Consider the gathering forces that are now converging and pummeling the U.S. dollar in international markets ...

* The G-20 countries, now largely in control of the world's economic caretaking, are turning the U.S. into just one of many countries setting the rules for our future.

* Behind closed doors, Arab Gulf States are seriously considering replacing the dollar for pricing oil.

* The U.N. Commission of Experts on International Financial Reports is now recommending that the world ditch the dollar as its reserve currency and replace it with a basket of currencies.

* China's central bank governor Zhou Xiaochuan is calling for a new global reserve currency run by the International Monetary Fund (IMF).

* A host of leading and Nobel prize-winning economists — such as Robert Mundell, Joseph Stiglitz, George Soros and fund manager Jimmy Rogers — are making similar arguments and doing so with growing influence.

Make no mistake about it — the world's monetary system is on the verge of dramatically changing. And the chief reason behind it all is ...

Washington's Tower of Debts

The total amount of U.S. government debts and obligations is far greater than what most people realize.

Uncle Sam is saddled with ...

* An officially recognized national debt of $11.8 trillion, which will likely exceed $12 trillion sometime this month.

* Unfunded national obligations of $104 trillion!

* Another $9 trillion in cumulative deficits over the next ten years.

* Plus another trillion dollars for health care reform, no matter what bill finally makes it through Congress.

Grand total: $125.8 TRILLION of public debts!

All told, that means that each and every household in America is now indirectly responsible for more than 1 MILLION DOLLARS in government debts and obligations.

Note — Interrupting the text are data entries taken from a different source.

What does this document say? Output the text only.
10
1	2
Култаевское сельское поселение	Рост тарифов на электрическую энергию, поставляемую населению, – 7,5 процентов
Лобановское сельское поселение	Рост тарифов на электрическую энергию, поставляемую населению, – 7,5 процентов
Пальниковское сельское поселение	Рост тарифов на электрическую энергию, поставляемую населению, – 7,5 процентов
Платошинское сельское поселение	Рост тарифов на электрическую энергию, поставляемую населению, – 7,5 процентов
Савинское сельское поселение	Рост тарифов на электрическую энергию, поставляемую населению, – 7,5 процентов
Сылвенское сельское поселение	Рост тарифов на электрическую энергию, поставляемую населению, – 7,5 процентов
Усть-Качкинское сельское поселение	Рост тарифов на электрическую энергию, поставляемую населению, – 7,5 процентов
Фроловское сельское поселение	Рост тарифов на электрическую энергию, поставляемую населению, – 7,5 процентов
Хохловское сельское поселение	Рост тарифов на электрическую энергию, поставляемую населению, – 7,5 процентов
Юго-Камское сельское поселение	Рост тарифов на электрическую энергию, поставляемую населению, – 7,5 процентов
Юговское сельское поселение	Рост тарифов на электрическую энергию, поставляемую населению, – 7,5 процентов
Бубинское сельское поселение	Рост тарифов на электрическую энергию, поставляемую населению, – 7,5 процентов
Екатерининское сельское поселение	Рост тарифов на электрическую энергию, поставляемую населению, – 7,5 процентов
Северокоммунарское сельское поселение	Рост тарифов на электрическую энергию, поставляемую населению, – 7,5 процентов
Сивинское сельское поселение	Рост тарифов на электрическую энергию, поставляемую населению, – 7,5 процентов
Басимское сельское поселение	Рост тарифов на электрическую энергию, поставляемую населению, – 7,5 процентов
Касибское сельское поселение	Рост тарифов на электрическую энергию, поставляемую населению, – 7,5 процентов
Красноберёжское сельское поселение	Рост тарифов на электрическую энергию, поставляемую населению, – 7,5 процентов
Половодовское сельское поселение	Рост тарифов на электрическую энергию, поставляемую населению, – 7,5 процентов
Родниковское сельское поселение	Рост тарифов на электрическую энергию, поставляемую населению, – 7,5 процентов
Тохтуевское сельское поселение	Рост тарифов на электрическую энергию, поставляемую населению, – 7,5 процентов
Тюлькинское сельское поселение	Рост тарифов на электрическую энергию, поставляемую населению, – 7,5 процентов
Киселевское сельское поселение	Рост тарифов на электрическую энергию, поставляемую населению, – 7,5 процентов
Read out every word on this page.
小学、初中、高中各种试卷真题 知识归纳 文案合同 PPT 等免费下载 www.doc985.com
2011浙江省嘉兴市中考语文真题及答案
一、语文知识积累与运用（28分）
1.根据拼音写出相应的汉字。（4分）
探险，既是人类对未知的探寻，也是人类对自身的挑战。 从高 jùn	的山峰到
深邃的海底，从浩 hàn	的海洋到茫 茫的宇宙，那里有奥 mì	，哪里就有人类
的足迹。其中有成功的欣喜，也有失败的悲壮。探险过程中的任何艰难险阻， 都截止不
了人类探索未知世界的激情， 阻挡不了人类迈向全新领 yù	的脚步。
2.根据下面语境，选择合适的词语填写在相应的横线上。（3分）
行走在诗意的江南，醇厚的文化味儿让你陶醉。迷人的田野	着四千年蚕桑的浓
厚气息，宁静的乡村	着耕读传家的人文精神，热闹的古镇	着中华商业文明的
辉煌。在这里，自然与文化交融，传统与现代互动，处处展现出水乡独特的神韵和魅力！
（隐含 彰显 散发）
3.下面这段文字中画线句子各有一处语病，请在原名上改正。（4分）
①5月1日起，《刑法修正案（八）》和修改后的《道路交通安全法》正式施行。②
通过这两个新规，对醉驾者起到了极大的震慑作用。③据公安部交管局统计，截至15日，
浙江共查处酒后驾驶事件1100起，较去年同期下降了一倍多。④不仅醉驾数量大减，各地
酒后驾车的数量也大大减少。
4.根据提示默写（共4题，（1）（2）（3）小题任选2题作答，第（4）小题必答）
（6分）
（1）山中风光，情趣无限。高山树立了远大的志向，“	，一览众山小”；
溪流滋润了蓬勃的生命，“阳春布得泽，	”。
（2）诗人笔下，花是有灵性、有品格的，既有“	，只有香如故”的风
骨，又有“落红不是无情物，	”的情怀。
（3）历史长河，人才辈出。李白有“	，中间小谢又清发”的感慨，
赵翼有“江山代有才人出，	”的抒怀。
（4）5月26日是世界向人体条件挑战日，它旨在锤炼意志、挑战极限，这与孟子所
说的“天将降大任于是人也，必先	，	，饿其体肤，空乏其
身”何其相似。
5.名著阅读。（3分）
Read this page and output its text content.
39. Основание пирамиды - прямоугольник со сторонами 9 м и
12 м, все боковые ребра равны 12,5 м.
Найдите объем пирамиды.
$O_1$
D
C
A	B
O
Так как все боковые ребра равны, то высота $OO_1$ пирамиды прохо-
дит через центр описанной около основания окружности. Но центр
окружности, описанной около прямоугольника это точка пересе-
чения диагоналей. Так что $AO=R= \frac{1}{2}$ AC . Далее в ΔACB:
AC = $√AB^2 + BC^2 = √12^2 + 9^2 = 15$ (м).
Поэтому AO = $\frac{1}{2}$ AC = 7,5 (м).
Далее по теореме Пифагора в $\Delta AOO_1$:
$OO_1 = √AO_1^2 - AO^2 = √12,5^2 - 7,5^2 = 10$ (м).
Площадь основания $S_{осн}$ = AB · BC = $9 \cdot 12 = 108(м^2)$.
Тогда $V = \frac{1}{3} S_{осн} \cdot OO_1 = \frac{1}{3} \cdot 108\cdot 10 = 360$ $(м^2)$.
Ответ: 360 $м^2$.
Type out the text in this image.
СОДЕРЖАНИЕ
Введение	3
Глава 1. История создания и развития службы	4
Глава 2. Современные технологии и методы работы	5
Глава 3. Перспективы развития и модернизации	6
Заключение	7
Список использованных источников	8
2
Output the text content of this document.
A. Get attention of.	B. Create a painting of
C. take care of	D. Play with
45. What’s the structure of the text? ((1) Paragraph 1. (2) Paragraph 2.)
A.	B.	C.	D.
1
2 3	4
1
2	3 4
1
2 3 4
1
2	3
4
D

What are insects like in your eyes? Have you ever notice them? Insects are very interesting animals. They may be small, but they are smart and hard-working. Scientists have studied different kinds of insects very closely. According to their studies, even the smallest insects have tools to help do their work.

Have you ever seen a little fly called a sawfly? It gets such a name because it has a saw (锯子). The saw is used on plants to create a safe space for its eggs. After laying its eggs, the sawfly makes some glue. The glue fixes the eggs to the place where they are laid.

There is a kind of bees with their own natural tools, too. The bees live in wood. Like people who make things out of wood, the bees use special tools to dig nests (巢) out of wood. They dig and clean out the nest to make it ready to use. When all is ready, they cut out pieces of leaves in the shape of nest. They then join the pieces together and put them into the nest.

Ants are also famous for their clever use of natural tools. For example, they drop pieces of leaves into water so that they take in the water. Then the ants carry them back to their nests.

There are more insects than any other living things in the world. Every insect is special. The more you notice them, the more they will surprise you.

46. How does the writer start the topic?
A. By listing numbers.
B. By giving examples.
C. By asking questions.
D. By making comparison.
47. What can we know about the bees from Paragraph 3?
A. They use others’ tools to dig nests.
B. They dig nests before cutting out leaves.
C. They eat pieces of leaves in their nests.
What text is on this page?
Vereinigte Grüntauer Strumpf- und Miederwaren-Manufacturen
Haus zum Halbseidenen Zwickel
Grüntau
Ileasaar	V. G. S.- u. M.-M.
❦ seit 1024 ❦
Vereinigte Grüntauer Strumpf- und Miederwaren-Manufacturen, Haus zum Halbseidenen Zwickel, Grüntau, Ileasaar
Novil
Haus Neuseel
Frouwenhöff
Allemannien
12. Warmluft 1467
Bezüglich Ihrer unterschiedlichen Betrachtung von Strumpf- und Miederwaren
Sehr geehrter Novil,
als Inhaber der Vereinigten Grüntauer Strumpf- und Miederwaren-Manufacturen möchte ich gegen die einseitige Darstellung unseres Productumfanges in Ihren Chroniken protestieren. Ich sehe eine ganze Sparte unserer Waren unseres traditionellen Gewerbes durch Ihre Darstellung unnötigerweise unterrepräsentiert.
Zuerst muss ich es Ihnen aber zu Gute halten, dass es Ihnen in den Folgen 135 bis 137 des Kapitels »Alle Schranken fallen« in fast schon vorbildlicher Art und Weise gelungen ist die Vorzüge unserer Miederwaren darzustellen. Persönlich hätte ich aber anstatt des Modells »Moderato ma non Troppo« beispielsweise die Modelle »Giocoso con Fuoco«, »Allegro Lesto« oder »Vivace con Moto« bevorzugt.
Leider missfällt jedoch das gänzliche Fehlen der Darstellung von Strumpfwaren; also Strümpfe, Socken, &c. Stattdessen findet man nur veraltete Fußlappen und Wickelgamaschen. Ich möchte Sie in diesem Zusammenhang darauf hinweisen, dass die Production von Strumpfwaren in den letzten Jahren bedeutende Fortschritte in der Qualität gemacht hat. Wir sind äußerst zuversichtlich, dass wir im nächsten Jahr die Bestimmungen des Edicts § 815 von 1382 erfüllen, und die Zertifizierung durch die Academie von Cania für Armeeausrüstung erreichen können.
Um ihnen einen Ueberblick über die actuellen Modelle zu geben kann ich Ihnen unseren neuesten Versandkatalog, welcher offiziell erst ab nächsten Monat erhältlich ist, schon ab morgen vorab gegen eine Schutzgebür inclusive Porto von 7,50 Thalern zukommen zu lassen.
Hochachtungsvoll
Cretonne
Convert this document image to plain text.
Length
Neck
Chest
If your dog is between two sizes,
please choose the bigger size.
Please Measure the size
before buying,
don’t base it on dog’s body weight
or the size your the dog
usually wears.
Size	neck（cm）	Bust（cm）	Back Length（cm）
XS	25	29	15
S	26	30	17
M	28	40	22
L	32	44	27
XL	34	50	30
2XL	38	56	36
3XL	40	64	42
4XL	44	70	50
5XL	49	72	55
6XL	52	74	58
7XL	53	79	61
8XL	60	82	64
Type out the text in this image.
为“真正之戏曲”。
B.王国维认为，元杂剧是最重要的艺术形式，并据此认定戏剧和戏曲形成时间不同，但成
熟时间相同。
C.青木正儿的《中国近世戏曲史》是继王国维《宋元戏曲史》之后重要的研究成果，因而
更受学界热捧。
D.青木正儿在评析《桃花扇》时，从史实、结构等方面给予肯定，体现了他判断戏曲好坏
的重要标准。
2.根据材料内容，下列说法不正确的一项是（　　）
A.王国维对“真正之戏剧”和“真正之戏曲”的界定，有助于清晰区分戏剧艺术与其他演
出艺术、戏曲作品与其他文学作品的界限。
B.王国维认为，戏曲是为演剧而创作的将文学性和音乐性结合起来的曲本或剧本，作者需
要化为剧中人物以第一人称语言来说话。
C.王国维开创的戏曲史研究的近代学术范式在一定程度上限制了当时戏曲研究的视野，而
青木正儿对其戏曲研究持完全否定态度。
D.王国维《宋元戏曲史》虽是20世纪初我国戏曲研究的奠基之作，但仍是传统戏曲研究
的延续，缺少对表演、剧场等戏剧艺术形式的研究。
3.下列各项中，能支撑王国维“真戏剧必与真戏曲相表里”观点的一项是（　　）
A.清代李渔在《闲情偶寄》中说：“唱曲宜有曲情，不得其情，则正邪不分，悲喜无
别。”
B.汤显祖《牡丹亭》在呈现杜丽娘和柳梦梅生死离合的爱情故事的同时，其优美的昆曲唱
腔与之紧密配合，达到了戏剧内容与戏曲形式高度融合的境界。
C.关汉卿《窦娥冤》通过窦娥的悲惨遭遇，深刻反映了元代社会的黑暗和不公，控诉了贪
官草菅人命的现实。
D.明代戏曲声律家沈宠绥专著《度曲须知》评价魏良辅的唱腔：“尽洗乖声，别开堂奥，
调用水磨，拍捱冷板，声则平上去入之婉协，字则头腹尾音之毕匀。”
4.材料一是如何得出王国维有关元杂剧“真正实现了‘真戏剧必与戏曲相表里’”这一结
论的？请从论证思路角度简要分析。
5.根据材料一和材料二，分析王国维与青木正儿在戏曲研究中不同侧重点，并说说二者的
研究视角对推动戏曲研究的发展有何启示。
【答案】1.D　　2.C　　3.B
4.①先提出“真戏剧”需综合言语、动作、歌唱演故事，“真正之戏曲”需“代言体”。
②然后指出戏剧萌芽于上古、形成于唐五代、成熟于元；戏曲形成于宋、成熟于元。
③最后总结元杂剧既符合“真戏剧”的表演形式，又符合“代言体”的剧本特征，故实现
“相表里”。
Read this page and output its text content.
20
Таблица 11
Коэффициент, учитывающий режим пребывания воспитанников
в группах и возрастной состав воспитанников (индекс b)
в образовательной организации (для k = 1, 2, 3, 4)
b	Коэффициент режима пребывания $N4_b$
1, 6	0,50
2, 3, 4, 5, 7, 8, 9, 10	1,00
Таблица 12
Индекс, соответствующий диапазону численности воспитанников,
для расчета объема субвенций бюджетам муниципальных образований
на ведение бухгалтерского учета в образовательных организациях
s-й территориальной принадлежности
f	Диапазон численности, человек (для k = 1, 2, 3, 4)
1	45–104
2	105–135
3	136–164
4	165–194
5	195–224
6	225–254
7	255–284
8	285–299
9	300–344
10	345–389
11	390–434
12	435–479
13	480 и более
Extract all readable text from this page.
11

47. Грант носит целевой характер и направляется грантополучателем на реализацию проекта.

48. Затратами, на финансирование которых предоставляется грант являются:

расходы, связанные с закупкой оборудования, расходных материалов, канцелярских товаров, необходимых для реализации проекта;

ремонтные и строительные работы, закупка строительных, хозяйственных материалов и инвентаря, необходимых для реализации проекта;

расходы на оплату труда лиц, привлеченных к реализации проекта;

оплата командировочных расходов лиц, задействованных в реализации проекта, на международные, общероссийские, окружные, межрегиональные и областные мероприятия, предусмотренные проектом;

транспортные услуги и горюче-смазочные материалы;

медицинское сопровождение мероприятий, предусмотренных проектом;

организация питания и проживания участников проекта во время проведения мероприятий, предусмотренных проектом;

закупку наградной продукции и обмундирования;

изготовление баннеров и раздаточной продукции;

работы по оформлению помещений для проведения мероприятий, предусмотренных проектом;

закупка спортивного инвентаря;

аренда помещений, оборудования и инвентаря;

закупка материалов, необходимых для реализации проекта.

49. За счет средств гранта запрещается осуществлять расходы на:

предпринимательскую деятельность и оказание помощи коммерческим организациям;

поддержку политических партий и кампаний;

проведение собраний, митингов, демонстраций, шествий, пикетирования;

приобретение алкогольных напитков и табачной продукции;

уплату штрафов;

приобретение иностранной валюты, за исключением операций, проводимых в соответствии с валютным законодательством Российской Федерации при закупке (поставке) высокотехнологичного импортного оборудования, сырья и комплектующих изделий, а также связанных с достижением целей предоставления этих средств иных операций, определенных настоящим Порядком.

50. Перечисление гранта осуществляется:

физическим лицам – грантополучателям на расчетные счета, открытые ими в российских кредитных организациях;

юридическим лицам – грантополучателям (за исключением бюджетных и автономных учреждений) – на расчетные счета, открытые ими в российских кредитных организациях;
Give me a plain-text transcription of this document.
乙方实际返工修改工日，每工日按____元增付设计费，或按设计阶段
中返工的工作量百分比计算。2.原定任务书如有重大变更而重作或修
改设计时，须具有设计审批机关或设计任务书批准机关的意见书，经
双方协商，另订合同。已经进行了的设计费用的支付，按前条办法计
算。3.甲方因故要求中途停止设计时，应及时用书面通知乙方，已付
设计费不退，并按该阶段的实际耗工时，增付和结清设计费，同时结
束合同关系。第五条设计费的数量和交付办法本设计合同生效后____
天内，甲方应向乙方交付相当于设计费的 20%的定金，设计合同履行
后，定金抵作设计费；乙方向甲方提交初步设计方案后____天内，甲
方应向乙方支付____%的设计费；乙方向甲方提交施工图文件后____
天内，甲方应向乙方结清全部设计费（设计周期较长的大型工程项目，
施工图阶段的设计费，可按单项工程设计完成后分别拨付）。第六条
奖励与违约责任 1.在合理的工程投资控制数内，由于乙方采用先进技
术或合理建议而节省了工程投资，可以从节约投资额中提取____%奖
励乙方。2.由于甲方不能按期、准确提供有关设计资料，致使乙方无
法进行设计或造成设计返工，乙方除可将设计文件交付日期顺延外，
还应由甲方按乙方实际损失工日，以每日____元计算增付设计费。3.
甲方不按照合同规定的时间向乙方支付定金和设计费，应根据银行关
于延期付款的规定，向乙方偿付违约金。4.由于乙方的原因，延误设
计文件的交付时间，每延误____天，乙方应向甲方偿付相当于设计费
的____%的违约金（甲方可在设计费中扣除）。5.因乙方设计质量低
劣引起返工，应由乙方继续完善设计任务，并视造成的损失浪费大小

And that assumes no new government spending, no new social programs, no new wars, no new economic disasters or bailouts. Worse, it assumes no new deficits in the meantime!
Put another way, even if the government could somehow pay off that debt at the rate of $100 million PER DAY, it would take 3,446 years before the total government debts and obligations are paid off.

Even if Washington were to pay off $1 billion per day, it would still take nearly 345 years to pay off those debts!

Patently unsustainable debts? Yes! Patently unpayable? You bet it is!

Of course, Washington will never default outright on its obligations. But it doesn't have to. By devaluing the dollar, Washington can effectively pay off its debts with a cheaper currency.

This is why the dollar is falling … and why savvy investors all over the world are beginning to lose confidence in Washington and our currency … and why it’s all leading to a massive renewed bull market in natural resources, especially gold.

Make no mistake about it: By doing nothing, your finances become a victim of a falling dollar — a currency whose purchasing power has already lost more than 36 percent of its value in the last decade … will lose a lot more purchasing power in the months ahead … and eventually lose its status as the world’s reserve currency, ultimately replaced by a new world currency.

2 comments:

  1. Spend your money on preps.

    See Ya

    ReplyDelete
  2. I have a problem with statements of what we will owe over a period of time.

    When I bought my first house, the payment was $612 a month on a 30 year loan. And I had $75 in a bank account. So over a 30 year period, I owed $220,320 and I only had $75 in the bank. It looks like a total disaster, but it totally disregarded how much money I earned each month.

    Now we are spending way too much money as a nation and as a nation we are in trouble.

    As for buying gold. If you want to buy lots of personal wealth in gold and put it in an account in say Switzerland, that makes some sense, but buying it here to buy things doesn’t make any sense to me! It I showed up at Patrice front door with a bag that I said had one pound of gold in it, and at the current exchange rate of about $1,000 an ounce, should she sell me $16,000 worth of food?

    And yes this is a trick question!